@theohonohan@graphics.social
Interested in the roots of design
My experience is that you have to talk to different people about undefined behavior differently.
Some people have drunk deeply from the well of symbolic logic. Once you say "this is stuff the compiler ASSUMES won't happen", they're like "omg then if it did happen, you have a contradiction, and then anything follows! nasal demons! cats and dogs living together!" and never write a C program again.
Some people are like "that's stupid, the compiler turns each line of C into a few assembly instructions, it's not rocket science. I know what's going to happen." To these people, you have to explain what an optimizing compiler is. Sometimes you take the trouble to convince them, and then while you're not looking they become unconvinced again. It's a process.
But I think most people are in between. They just kind of narrow their eyes and are like "I don't think nasal demons are actually a thing, level with me, what really happens?" You know, reasonable, pragmatic human beings.

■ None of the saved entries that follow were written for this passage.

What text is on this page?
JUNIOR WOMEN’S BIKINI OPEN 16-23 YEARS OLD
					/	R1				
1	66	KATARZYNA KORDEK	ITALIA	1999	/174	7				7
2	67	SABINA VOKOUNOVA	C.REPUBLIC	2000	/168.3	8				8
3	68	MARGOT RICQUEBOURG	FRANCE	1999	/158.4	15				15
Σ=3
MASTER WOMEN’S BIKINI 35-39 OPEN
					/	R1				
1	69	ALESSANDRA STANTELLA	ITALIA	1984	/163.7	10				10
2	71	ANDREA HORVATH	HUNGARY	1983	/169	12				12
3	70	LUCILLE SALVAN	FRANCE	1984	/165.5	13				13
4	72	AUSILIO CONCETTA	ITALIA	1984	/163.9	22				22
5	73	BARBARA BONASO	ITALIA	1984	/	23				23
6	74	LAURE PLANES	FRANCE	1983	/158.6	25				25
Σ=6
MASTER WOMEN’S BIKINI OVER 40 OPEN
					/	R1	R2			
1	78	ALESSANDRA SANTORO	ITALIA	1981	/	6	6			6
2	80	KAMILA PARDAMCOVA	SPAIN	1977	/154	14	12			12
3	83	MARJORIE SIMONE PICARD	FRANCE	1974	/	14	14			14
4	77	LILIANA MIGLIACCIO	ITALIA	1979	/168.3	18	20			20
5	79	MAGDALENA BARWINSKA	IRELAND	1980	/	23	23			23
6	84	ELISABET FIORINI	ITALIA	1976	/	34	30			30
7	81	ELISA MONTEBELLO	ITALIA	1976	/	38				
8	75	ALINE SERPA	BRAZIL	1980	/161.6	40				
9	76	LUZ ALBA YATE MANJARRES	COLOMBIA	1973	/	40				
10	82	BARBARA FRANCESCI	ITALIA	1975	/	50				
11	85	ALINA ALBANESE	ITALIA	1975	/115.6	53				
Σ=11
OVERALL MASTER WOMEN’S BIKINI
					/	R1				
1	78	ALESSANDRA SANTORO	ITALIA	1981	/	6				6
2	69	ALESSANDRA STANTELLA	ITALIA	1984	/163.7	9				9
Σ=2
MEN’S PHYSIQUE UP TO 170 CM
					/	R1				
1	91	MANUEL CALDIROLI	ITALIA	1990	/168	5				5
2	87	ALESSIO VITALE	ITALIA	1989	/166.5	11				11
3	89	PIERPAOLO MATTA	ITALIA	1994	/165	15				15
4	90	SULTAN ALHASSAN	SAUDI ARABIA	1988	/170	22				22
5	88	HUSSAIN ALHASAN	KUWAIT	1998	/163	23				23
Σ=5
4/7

So in Programming Rust, we talk about where most security bugs come from, and every once in a while we show weird things that can happen, using real code.
I said all that so I could say this: The code in our book is almost all under test. Tests run on every push. So we trigger undefined behavior regularly on this project. Ironic, I know. To my knowledge this hasn't caused anything unusual to come out of my nose, but I guess technically they could appear anywhere. If you see any nasal demons running around... could be us. Sorry.